Yes but no.
First, about diodes.
Vacuum diodes are surprisingly competitive, actually, in certain V/I ranges -- if you ignore heater power, and noise if applicable.
For example, 6AL5 has a knee around 0.4V; granted this is at some microamperes, but it's somewhat impressive for just some hot metal in a vacuum. Not that the on/off ratio is very much, either: in fact, it's still passing forward current at -0.4V -- yes, forward current; it is, in fact, a heat engine, producing a minuscule amount of power (~nW), just as a dimly lit solar panel does (and for similar physical reasons, actually). This is roughly comparable to contemporary schottky or germanium diodes, but at much higher voltage (330V peak rated). And the capacitance isn't bad (~3pF). Of course, the thermal noise is roughly the incremental plate resistance, at the temperature of the cathode, so it won't win you a whole lot if you need say an RF mixer of especially low noise figure.

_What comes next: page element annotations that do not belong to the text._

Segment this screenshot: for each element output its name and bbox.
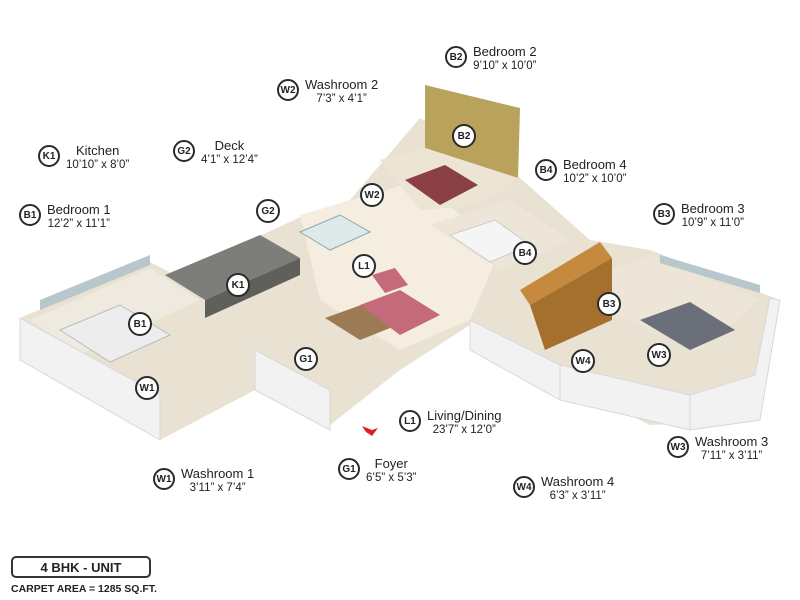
room-code-badge: B2: [445, 46, 467, 68]
room-marker-b4: B4: [513, 241, 537, 265]
sofa: [360, 290, 440, 335]
room-dimensions: 6’3” x 3’11”: [549, 490, 606, 502]
unit-type-label: 4 BHK - UNIT: [11, 556, 151, 578]
bed-3: [640, 302, 735, 350]
room-marker-w2: W2: [360, 183, 384, 207]
room-dimensions: 4’1” x 12’4”: [201, 154, 258, 166]
room-marker-g2: G2: [256, 199, 280, 223]
room-marker-g1: G1: [294, 347, 318, 371]
room-dimensions: 6’5” x 5’3”: [366, 472, 417, 484]
room-code-badge: W3: [667, 436, 689, 458]
room-code-badge: W1: [153, 468, 175, 490]
room-dimensions: 10’2” x 10’0”: [563, 173, 627, 185]
room-name: Bedroom 1: [47, 202, 111, 217]
armchair: [372, 268, 408, 293]
room-code-badge: G1: [338, 458, 360, 480]
room-name: Kitchen: [75, 143, 120, 158]
wardrobe-front: [530, 258, 612, 350]
room-code-badge: K1: [38, 145, 60, 167]
room-marker-b2: B2: [452, 124, 476, 148]
room-code-badge: W4: [513, 476, 535, 498]
dining-table: [298, 214, 372, 251]
room-dimensions: 7’3” x 4’1”: [316, 93, 367, 105]
room-name: Foyer: [374, 456, 408, 471]
room-marker-w3: W3: [647, 343, 671, 367]
wall-foyer-front: [254, 349, 331, 431]
entry-arrow-icon: [362, 426, 378, 436]
room-code-badge: B4: [535, 159, 557, 181]
room-code-badge: W2: [277, 79, 299, 101]
room-dimensions: 9’10” x 10’0”: [473, 60, 537, 72]
room-code-badge: L1: [399, 410, 421, 432]
room-marker-k1: K1: [226, 273, 250, 297]
room-dimensions: 10’9” x 11’0”: [681, 217, 745, 229]
kitchen-counter: [165, 235, 300, 300]
room-name: Bedroom 3: [681, 201, 745, 216]
room-name: Bedroom 4: [563, 157, 627, 172]
room-dimensions: 7’11” x 3’11”: [700, 450, 763, 462]
room-marker-b3: B3: [597, 292, 621, 316]
room-code-badge: B1: [19, 204, 41, 226]
room-marker-w1: W1: [135, 376, 159, 400]
room-marker-l1: L1: [352, 254, 376, 278]
room-name: Living/Dining: [427, 408, 502, 423]
room-marker-b1: B1: [128, 312, 152, 336]
room-code-badge: B3: [653, 203, 675, 225]
room-name: Bedroom 2: [473, 44, 537, 59]
wall-right-end: [689, 297, 781, 431]
room-dimensions: 10’10” x 8’0”: [66, 159, 130, 171]
room-name: Washroom 2: [305, 77, 379, 92]
room-code-badge: G2: [173, 140, 195, 162]
room-name: Washroom 3: [695, 434, 769, 449]
room-name: Washroom 1: [181, 466, 255, 481]
room-marker-w4: W4: [571, 349, 595, 373]
window-b1: [40, 255, 150, 310]
kitchen-counter-front: [205, 258, 300, 318]
window-b3: [660, 255, 760, 293]
room-dimensions: 23’7” x 12’0”: [432, 424, 496, 436]
wall-left-front: [19, 317, 161, 441]
wardrobe-bedroom-4: [520, 242, 612, 305]
room-dimensions: 3’11” x 7’4”: [189, 482, 246, 494]
room-dimensions: 12’2” x 11’1”: [47, 218, 111, 230]
bed-2: [405, 165, 478, 205]
carpet-area-label: CARPET AREA = 1285 SQ.FT.: [11, 583, 157, 595]
room-name: Deck: [214, 138, 245, 153]
room-name: Washroom 4: [541, 474, 615, 489]
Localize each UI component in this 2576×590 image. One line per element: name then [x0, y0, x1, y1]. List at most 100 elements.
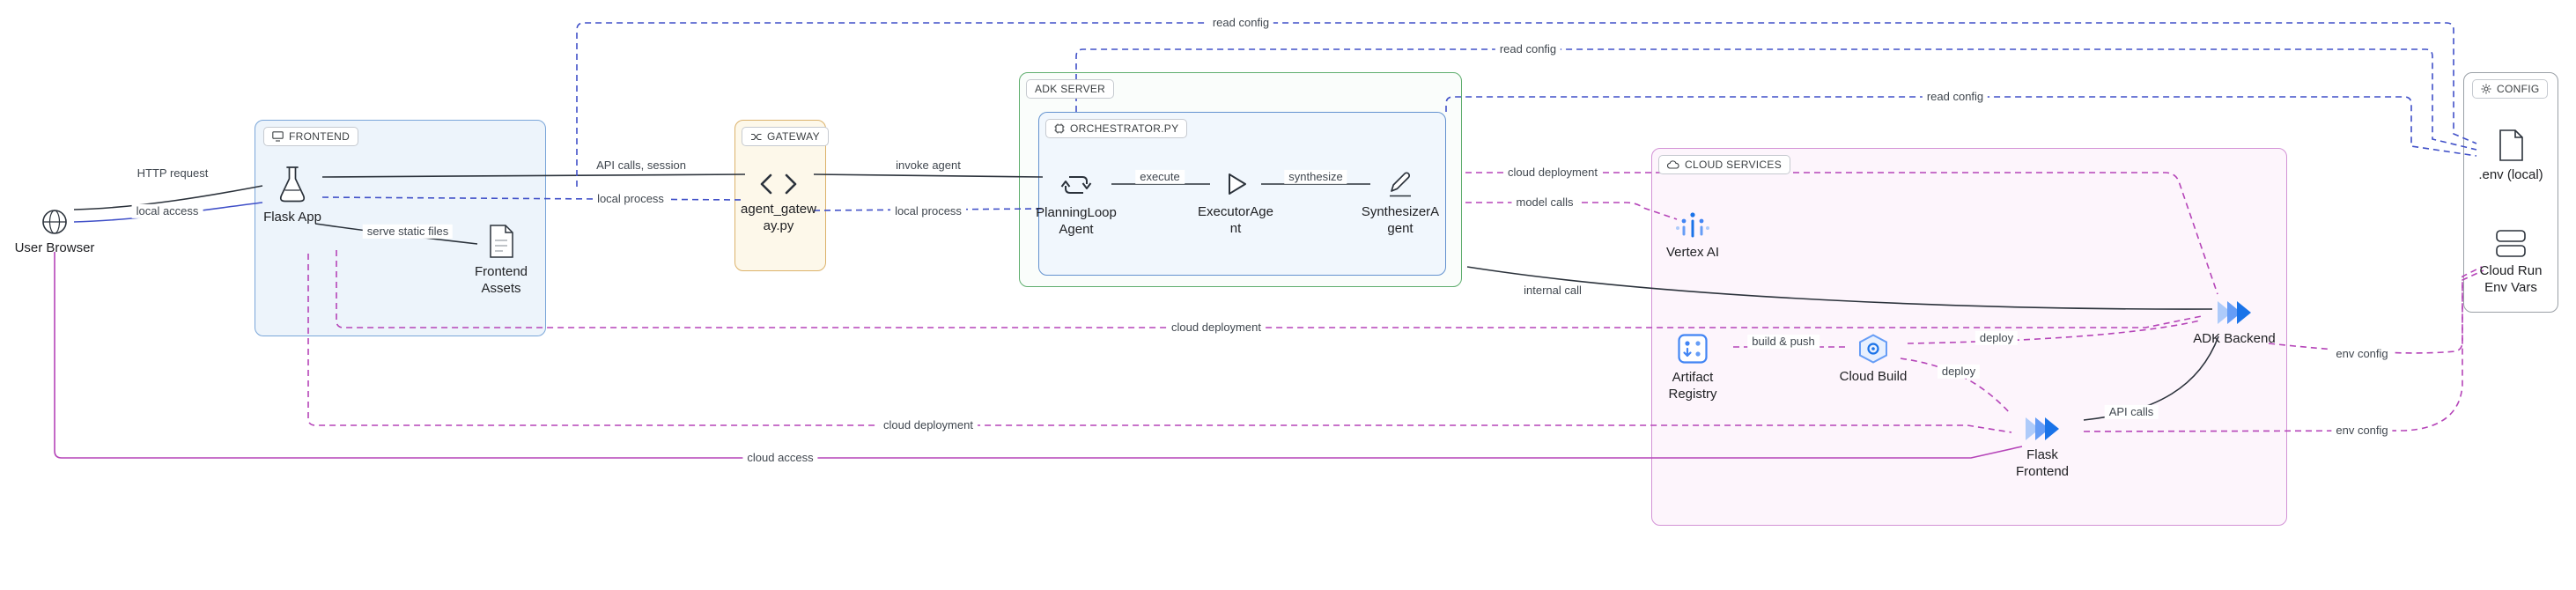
- node-cloud-build: Cloud Build: [1834, 333, 1913, 386]
- cloud-build-icon: [1856, 333, 1891, 365]
- node-cloud-run-env-vars: Cloud Run Env Vars: [2474, 227, 2548, 297]
- edge-label-http-request: HTTP request: [132, 166, 213, 181]
- node-label-env-local: .env (local): [2478, 167, 2543, 182]
- gear-icon: [2481, 84, 2491, 94]
- node-flask-frontend: Flask Frontend: [2011, 415, 2074, 481]
- frontend-group-label: FRONTEND: [289, 130, 351, 143]
- node-executor-agent: ExecutorAgent: [1197, 168, 1274, 238]
- edge-label-local-access: local access: [131, 203, 203, 219]
- node-planning-loop-agent: PlanningLoop Agent: [1032, 169, 1120, 239]
- pencil-icon: [1384, 168, 1417, 200]
- edge-read-config-1: [576, 22, 2477, 187]
- file-icon: [2496, 128, 2526, 163]
- vertex-ai-icon: [1674, 209, 1711, 240]
- play-icon: [1220, 168, 1251, 200]
- node-label-frontend-assets: Frontend Assets: [474, 264, 528, 296]
- node-flask-app: Flask App: [253, 165, 332, 226]
- flask-icon: [275, 165, 310, 205]
- edge-env-config-2: [2083, 269, 2484, 432]
- edge-label-execute: execute: [1135, 169, 1185, 185]
- edge-read-config-3: [1445, 96, 2477, 157]
- edge-cloud-deployment-2: [336, 250, 2203, 328]
- node-frontend-assets: Frontend Assets: [467, 223, 535, 298]
- node-synthesizer-agent: SynthesizerAgent: [1360, 168, 1441, 238]
- node-label-vertex-ai: Vertex AI: [1665, 245, 1720, 260]
- config-group-label: CONFIG: [2497, 83, 2540, 95]
- edge-label-local-process-2: local process: [890, 203, 966, 219]
- config-group: [2463, 72, 2558, 313]
- edge-label-read-config-1: read config: [1207, 15, 1274, 31]
- edge-http-request: [73, 185, 263, 210]
- config-group-badge: CONFIG: [2472, 79, 2549, 99]
- edge-label-cloud-deployment-1: cloud deployment: [1503, 165, 1602, 181]
- edge-label-build-and-push: build & push: [1747, 334, 1819, 350]
- node-vertex-ai: Vertex AI: [1657, 209, 1728, 262]
- node-label-user-browser: User Browser: [14, 240, 95, 255]
- node-label-cloud-run-env-vars: Cloud Run Env Vars: [2479, 263, 2543, 295]
- node-agent-gateway: agent_gateway.py: [738, 171, 819, 235]
- edge-label-synthesize: synthesize: [1284, 169, 1347, 185]
- edge-label-cloud-deployment-2: cloud deployment: [1167, 320, 1266, 336]
- edge-label-env-config-2: env config: [2331, 423, 2393, 439]
- edge-model-calls: [1465, 202, 1678, 220]
- run-chevrons-icon: [2215, 299, 2254, 327]
- chip-icon: [1054, 123, 1065, 134]
- edge-internal-call: [1466, 266, 2213, 310]
- node-label-adk-backend: ADK Backend: [2193, 331, 2276, 346]
- edge-read-config-2: [1075, 48, 2477, 151]
- node-label-cloud-build: Cloud Build: [1839, 369, 1908, 384]
- node-adk-backend: ADK Backend: [2190, 299, 2278, 348]
- edge-label-read-config-3: read config: [1922, 89, 1989, 105]
- cloud-services-group-label: CLOUD SERVICES: [1685, 159, 1783, 171]
- edge-env-config-1: [2268, 266, 2483, 354]
- edge-local-process-2: [813, 208, 1044, 211]
- cloud-services-group-badge: CLOUD SERVICES: [1658, 155, 1791, 174]
- edge-cloud-deployment-1: [1465, 172, 2218, 295]
- edge-label-api-calls-session: API calls, session: [592, 158, 690, 173]
- node-label-flask-frontend: Flask Frontend: [2015, 447, 2070, 479]
- orchestrator-group-badge: ORCHESTRATOR.PY: [1045, 119, 1188, 138]
- edge-cloud-access: [54, 252, 2023, 459]
- env-vars-icon: [2494, 227, 2528, 259]
- edge-label-deploy-2: deploy: [1937, 364, 1981, 380]
- node-label-planning-loop-agent: PlanningLoop Agent: [1036, 205, 1117, 237]
- edge-label-invoke-agent: invoke agent: [891, 158, 965, 173]
- adk-server-group-badge: ADK SERVER: [1026, 79, 1115, 99]
- artifact-registry-icon: [1676, 332, 1709, 365]
- node-label-artifact-registry: Artifact Registry: [1668, 370, 1717, 402]
- loop-icon: [1059, 169, 1094, 201]
- browser-globe-icon: [39, 208, 70, 236]
- shuffle-icon: [750, 132, 762, 142]
- edge-label-cloud-deployment-3: cloud deployment: [879, 417, 978, 433]
- edge-label-cloud-access: cloud access: [742, 450, 818, 466]
- edge-label-internal-call: internal call: [1519, 283, 1586, 299]
- node-label-synthesizer-agent: SynthesizerAgent: [1361, 204, 1440, 236]
- frontend-group-badge: FRONTEND: [263, 127, 359, 146]
- node-env-local: .env (local): [2470, 128, 2551, 184]
- node-label-agent-gateway: agent_gateway.py: [741, 202, 816, 233]
- files-icon: [485, 223, 517, 260]
- orchestrator-group-label: ORCHESTRATOR.PY: [1070, 122, 1179, 135]
- adk-server-group-label: ADK SERVER: [1035, 83, 1106, 95]
- edge-api-calls-session: [321, 173, 746, 178]
- edge-label-serve-static-files: serve static files: [362, 224, 454, 240]
- run-chevrons-icon: [2023, 415, 2062, 443]
- edge-deploy-1: [1907, 320, 2201, 344]
- edge-label-read-config-2: read config: [1495, 41, 1561, 57]
- node-user-browser: User Browser: [6, 208, 103, 257]
- edge-cloud-deployment-3: [307, 254, 2012, 433]
- code-brackets-icon: [758, 171, 799, 197]
- edge-label-env-config-1: env config: [2331, 346, 2393, 362]
- edge-label-deploy-1: deploy: [1974, 330, 2019, 346]
- edge-invoke-agent: [813, 173, 1044, 178]
- node-label-flask-app: Flask App: [263, 210, 321, 225]
- cloud-icon: [1667, 160, 1679, 169]
- edge-label-api-calls: API calls: [2104, 404, 2159, 420]
- monitor-icon: [272, 131, 284, 142]
- edge-local-process-1: [321, 196, 746, 201]
- node-label-executor-agent: ExecutorAgent: [1198, 204, 1273, 236]
- edge-label-model-calls: model calls: [1511, 195, 1578, 210]
- edge-label-local-process-1: local process: [593, 191, 668, 207]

Or take the 6CL3, an average "damper" diode rated 350mA 5.5kV, sporting a 16V drop at 350mA. Compare with modern HV rectifiers which typically use stacks of 4 or more to reach such voltages, it's... well no, it's not comparable, not nearly, but it's interesting that it's in the same order of magnitude at least. It gets closer if you need high voltage at say MHz -- the vacuum diode has no reverse recovery, it's a schottky diode (emphasis on "hot carrier"!). And with capacitance in the 6-9pF range, it's better in some respects than SiC schottky (which have quite high capacitance especially at low voltages).
But of these properties, neither is relevant for relay snubber use. And voltage drop or power dissipation is essentially irrelevant (perhaps outside of highly repetitive applications i.e. vibrator supply). So it's down to overall capacity, and cost.
I don't have catalog pricing handy from the time, but I'm guessing the tube was more expensive than the diode, including the cost of socket, wiring, extra heater power, space taken up, etc.
But even more importantly, a simple capacitor or R+C will do the same, probably at a fraction of the price of either. The peak voltage isn't important for snubbing contacts, just the initial rise. As long as the voltage rises slower than the contacts open (the breakdown voltage increasing as they separate), you're done, arcing avoided. Just a solid capacitor has the downside of increasing turn-on current, making not just wear but contact welding also a problem; the addition of a series resistor limits charging current.
A further option is just dumb old ballast: a load resistor in parallel with the coil. The peak voltage is no more than maximum coil current times load resistance, and the expense is increased power dissipation while on, which the coil already dominates so it's not that big a deal. Nothing was especially efficient back then, and if you're talking relay logic, how do you really express the efficiency of something that could have asymptotically zero power consumption (from an information theoretic point of view)? You don't, you fall back on basic engineering principles: does the product meet specifications, user expectations, etc.
Even then, I think a lot of applications just didn't care, and used bare contacts and a bit of luck.